By now you undoubtedly understand that the process of dictation and transcription is rapidly evolving into another autonomous healthcare provider industry about which the public is primarily uninformed and unprotected.

Our concerns and recommendations include the following:

  1. Patients are not adequately informed. Release of information forms should include information about their documentation: where it is stored and who controls it, and their right to review it. Reasonable efforts should be made to explain how the information will be used. Do not promise that the confidentiality and security of healthcare information can be guaranteed; we all know that it cannot be. Honesty will surely provide the first step to rebuilding a measure of trust.
  2. Because organizations and individuals depend on the accuracy of the data for bill payment, managing the care process, and health policy analysis and assessments, we urge the adoption of quality assurance standards for dictation and transcription processes, and we look forward to participating in their development.
  3. Medical transcription companies as data repositories raise privacy concerns. Standards must be adopted that will assure the protection of stored healthcare information and restrict such data repositories from marketing it.
  4. Dictation and transcription are sensitive processes. We therefore encourage the adoption of the ASTM standard on Management of the Security and Confidentiality of Dictation, Transcription, and Transcribed Health Records.
  5. AAMT urges strong criminal and civil penalties be adopted and enforced for those who knowingly and willfully disclose healthcare information.

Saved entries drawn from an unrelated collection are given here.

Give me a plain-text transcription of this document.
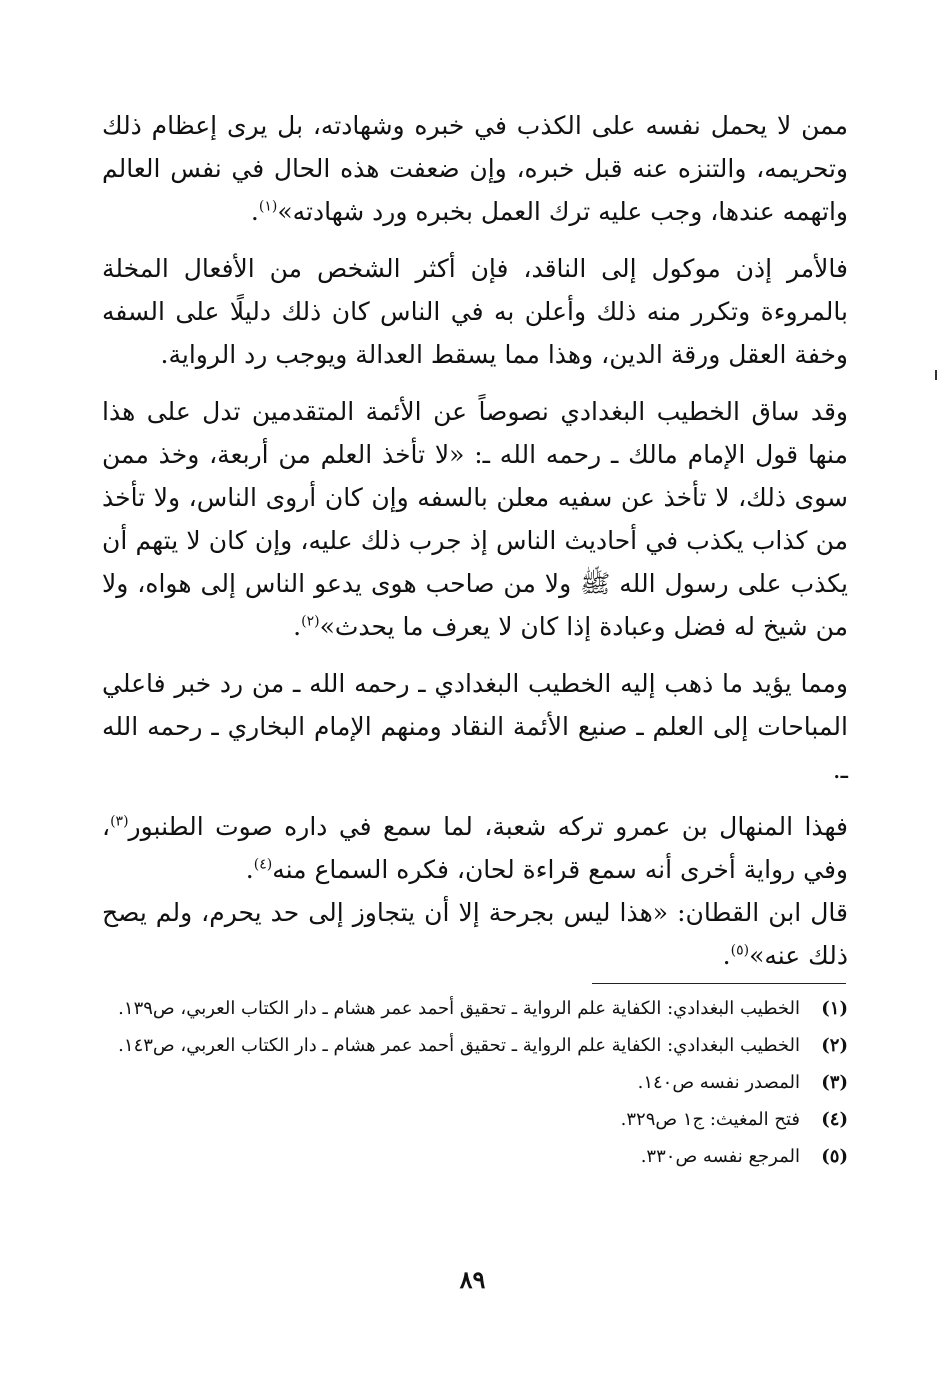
ممن لا يحمل نفسه على الكذب في خبره وشهادته، بل يرى إعظام ذلك وتحريمه، والتنزه عنه قبل خبره، وإن ضعفت هذه الحال في نفس العالم واتهمه عندها، وجب عليه ترك العمل بخبره ورد شهادته»$^{(١)}$.

فالأمر إذن موكول إلى الناقد، فإن أكثر الشخص من الأفعال المخلة بالمروءة وتكرر منه ذلك وأعلن به في الناس كان ذلك دليلًا على السفه وخفة العقل ورقة الدين، وهذا مما يسقط العدالة ويوجب رد الرواية.

وقد ساق الخطيب البغدادي نصوصاً عن الأئمة المتقدمين تدل على هذا منها قول الإمام مالك ـ رحمه الله ـ: «لا تأخذ العلم من أربعة، وخذ ممن سوى ذلك، لا تأخذ عن سفيه معلن بالسفه وإن كان أروى الناس، ولا تأخذ من كذاب يكذب في أحاديث الناس إذ جرب ذلك عليه، وإن كان لا يتهم أن يكذب على رسول الله ﷺ ولا من صاحب هوى يدعو الناس إلى هواه، ولا من شيخ له فضل وعبادة إذا كان لا يعرف ما يحدث»$^{(٢)}$.

ومما يؤيد ما ذهب إليه الخطيب البغدادي ـ رحمه الله ـ من رد خبر فاعلي المباحات إلى العلم ـ صنيع الأئمة النقاد ومنهم الإمام البخاري ـ رحمه الله ـ.

فهذا المنهال بن عمرو تركه شعبة، لما سمع في داره صوت الطنبور$^{(٣)}$، وفي رواية أخرى أنه سمع قراءة لحان، فكره السماع منه$^{(٤)}$.
قال ابن القطان: «هذا ليس بجرحة إلا أن يتجاوز إلى حد يحرم، ولم يصح ذلك عنه»$^{(٥)}$.

(١)
الخطيب البغدادي: الكفاية علم الرواية ـ تحقيق أحمد عمر هشام ـ دار الكتاب العربي، ص١٣٩.
(٢)
الخطيب البغدادي: الكفاية علم الرواية ـ تحقيق أحمد عمر هشام ـ دار الكتاب العربي، ص١٤٣.
(٣)
المصدر نفسه ص١٤٠.
(٤)
فتح المغيث: ج١ ص٣٢٩.
(٥)
المرجع نفسه ص٣٣٠.
٨٩
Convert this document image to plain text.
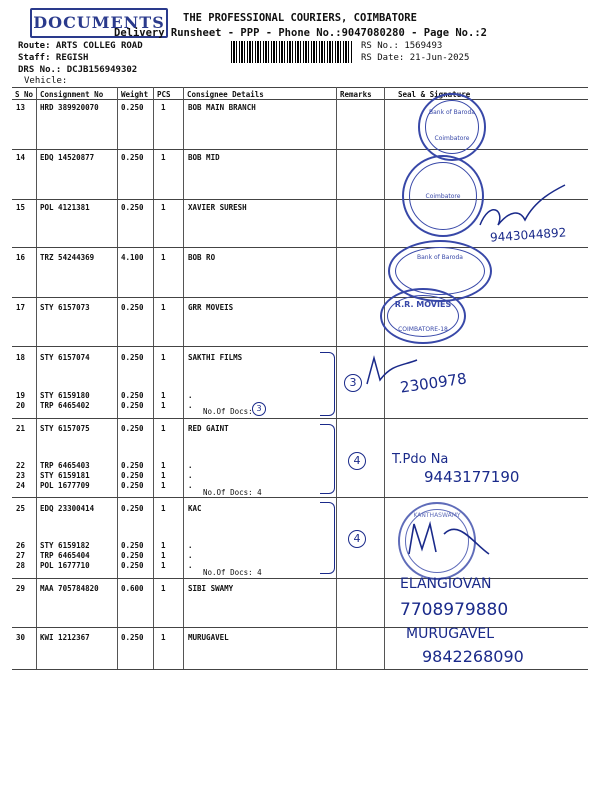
DOCUMENTS THE PROFESSIONAL COURIERS, COIMBATORE
Delivery Runsheet - PPP - Phone No.:9047080280 - Page No.:2
Route: ARTS COLLEG ROAD
Staff: REGISH
DRS No.: DCJB156949302
Vehicle:
RS No.: 1569493
RS Date: 21-Jun-2025
S No Consignment No Weight PCS Consignee Details	Remarks	Seal & Signature
13 HRD 389920070	0.250 1	BOB MAIN BRANCH
14 EDQ 14520877	0.250 1	BOB MID
15 POL 4121381	0.250 1	XAVIER SURESH
16 TRZ 54244369	4.100 1	BOB RO
17 STY 6157073	0.250 1	GRR MOVEIS
18 STY 6157074	0.250 1	SAKTHI FILMS
19 STY 6159180	0.250 1	.
20 TRP 6465402	0.250 1	.
No.Of Docs: 3
21 STY 6157075	0.250 1	RED GAINT
22 TRP 6465403	0.250 1	.
23 STY 6159181	0.250 1	.
24 POL 1677709	0.250 1	.
No.Of Docs: 4
25 EDQ 23300414	0.250 1	KAC
26 STY 6159182	0.250 1	.
27 TRP 6465404	0.250 1	.
28 POL 1677710	0.250 1	.
No.Of Docs: 4
29 MAA 705784820	0.600 1	SIBI SWAMY
30 KWI 1212367	0.250 1	MURUGAVEL
Bank of Baroda
Coimbatore
Coimbatore
Bank of Baroda
R.R. MOVIES
COIMBATORE-18
KANTHASWAMY
3
4
4
9443044892
2300978
T.Pdo Na
9443177190
ELANGIOVAN
7708979880
MURUGAVEL
9842268090
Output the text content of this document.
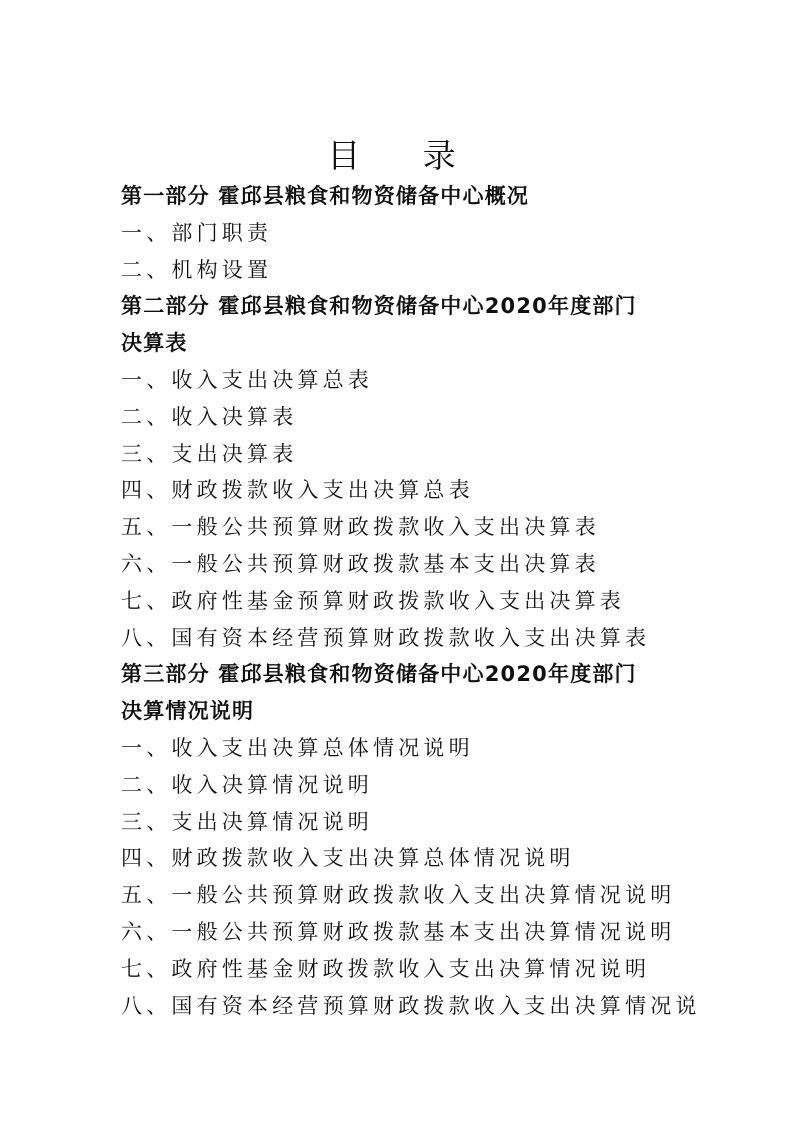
目 录
第一部分 霍邱县粮食和物资储备中心概况
一、部门职责
二、机构设置
第二部分 霍邱县粮食和物资储备中心2020年度部门
决算表
一、收入支出决算总表
二、收入决算表
三、支出决算表
四、财政拨款收入支出决算总表
五、一般公共预算财政拨款收入支出决算表
六、一般公共预算财政拨款基本支出决算表
七、政府性基金预算财政拨款收入支出决算表
八、国有资本经营预算财政拨款收入支出决算表
第三部分 霍邱县粮食和物资储备中心2020年度部门
决算情况说明
一、收入支出决算总体情况说明
二、收入决算情况说明
三、支出决算情况说明
四、财政拨款收入支出决算总体情况说明
五、一般公共预算财政拨款收入支出决算情况说明
六、一般公共预算财政拨款基本支出决算情况说明
七、政府性基金财政拨款收入支出决算情况说明
八、国有资本经营预算财政拨款收入支出决算情况说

In summary, medical dictation and transcription are not magical processes. The expertise of qualified medical transcriptionists is unmatched when it comes to the dictation and transcription processes of healthcare information, including their confidentiality and security. Events of the past decade have introduced outside influences that have created a dangerous gap between the public and the confidentiality and security of healthcare information that they deserve. This gap must be closed.

Again, on behalf of AAMT, we thank the Committee for the opportunity to be here today.